質問主意書

第26回国会(常会)

答弁書


答弁書第八号

内閣参質第八号
  昭和三十二年四月九日

内閣総理大臣 岸 信介      


       参議院議長 松野 鶴平 殿

参議院議員片岡文重君提出朝鮮並びに台湾出身の傷痍軍人及び軍属に関する質問に対し、別紙答弁書を送付する。
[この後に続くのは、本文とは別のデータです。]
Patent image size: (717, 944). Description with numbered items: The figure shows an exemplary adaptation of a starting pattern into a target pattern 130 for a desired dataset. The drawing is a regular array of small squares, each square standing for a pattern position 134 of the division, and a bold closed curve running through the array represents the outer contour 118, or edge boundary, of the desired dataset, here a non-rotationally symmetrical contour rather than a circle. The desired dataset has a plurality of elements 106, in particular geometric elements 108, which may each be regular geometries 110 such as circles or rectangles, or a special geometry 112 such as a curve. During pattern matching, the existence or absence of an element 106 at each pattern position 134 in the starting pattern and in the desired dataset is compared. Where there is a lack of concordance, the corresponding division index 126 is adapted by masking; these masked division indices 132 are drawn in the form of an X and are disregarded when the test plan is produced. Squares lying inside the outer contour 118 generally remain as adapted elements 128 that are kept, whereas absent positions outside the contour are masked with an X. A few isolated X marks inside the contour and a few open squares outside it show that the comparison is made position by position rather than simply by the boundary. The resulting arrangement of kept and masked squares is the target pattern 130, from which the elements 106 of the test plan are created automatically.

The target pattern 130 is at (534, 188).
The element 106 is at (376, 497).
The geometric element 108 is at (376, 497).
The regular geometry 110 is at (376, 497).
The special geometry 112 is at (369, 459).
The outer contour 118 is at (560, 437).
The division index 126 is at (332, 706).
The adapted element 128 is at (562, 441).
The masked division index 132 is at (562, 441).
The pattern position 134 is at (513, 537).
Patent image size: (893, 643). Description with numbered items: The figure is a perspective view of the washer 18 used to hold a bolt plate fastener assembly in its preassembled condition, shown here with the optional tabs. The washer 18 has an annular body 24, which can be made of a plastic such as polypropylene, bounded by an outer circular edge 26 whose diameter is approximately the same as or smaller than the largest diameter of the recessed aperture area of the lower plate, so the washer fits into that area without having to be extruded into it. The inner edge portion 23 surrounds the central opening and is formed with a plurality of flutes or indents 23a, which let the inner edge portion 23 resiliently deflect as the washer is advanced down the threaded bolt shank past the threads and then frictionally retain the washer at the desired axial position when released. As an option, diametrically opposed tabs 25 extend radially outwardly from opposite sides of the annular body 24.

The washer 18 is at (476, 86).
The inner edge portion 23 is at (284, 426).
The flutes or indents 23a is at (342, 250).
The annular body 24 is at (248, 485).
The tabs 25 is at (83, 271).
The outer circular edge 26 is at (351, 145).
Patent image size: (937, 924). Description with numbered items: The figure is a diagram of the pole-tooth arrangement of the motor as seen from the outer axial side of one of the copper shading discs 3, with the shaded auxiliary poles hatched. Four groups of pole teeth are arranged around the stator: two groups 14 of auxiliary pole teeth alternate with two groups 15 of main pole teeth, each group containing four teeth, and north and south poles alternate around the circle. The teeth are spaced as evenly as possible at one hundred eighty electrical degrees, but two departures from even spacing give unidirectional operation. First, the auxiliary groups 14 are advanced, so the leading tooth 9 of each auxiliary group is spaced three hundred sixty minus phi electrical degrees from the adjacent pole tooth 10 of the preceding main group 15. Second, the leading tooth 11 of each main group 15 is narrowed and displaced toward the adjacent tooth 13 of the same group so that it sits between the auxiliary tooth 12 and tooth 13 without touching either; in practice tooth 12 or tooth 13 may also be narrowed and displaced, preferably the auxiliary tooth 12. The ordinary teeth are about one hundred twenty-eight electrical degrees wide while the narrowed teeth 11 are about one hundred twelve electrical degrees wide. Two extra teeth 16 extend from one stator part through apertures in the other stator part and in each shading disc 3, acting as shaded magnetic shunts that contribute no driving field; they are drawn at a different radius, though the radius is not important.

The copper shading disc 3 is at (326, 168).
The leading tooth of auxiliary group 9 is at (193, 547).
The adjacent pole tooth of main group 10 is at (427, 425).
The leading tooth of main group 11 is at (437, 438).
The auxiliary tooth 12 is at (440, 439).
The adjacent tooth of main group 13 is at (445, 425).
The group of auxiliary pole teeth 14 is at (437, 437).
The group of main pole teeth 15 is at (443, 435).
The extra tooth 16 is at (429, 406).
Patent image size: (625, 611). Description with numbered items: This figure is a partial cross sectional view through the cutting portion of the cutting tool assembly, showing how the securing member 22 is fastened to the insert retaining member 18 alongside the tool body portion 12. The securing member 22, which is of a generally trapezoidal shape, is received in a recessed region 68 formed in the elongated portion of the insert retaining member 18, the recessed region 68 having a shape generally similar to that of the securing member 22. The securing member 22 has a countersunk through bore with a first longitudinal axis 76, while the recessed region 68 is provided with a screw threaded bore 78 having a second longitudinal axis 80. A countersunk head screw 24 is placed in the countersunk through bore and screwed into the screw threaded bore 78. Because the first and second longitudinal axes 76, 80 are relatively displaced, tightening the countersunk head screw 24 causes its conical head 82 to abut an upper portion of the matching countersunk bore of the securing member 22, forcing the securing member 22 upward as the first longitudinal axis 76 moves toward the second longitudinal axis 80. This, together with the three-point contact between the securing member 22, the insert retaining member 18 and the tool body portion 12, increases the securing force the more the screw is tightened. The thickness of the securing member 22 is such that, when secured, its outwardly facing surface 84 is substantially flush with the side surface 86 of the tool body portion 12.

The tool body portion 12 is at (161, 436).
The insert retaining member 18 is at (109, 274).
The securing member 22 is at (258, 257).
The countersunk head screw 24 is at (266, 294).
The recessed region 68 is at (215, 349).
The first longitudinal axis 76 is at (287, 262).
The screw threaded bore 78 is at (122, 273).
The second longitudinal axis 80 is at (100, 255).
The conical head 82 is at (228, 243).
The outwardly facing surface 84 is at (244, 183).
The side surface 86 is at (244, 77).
   参議院議員片岡文重君提出朝鮮並びに台湾出身の傷痍軍人及び軍属に関する質問に対する答弁書

 朝鮮人又は台湾人たる戦傷病者は、現在は日本の国籍を有していないとしても、当時は陸海軍に属して軍務に服し、公務上の傷病により不具廃疾となつたものであるから、日本人同様の処遇を与えよという議もあるが、恩給法又は戦傷病者戦没者遺族等援護法によつて、この問題を解決することは不適当であり、結局日韓、日中両政府間における問題として他の請求権の問題と関連して考慮せざるを得ないのではないかと考えている。
 朝鮮及び台湾出身の元傷痍軍人及び軍属であつた者が、日本に帰化することを希望する場合には、国籍法第四条第四号の要件につき、運用上相当の考慮を払う余地はあるが、この要件をかんわする特別の措置を講ずることは相当でないと考える。
 なお、日本に在住している台湾人又は朝鮮人で、生活に困窮している者に対しては、生活保護法の取扱に準じて保護している。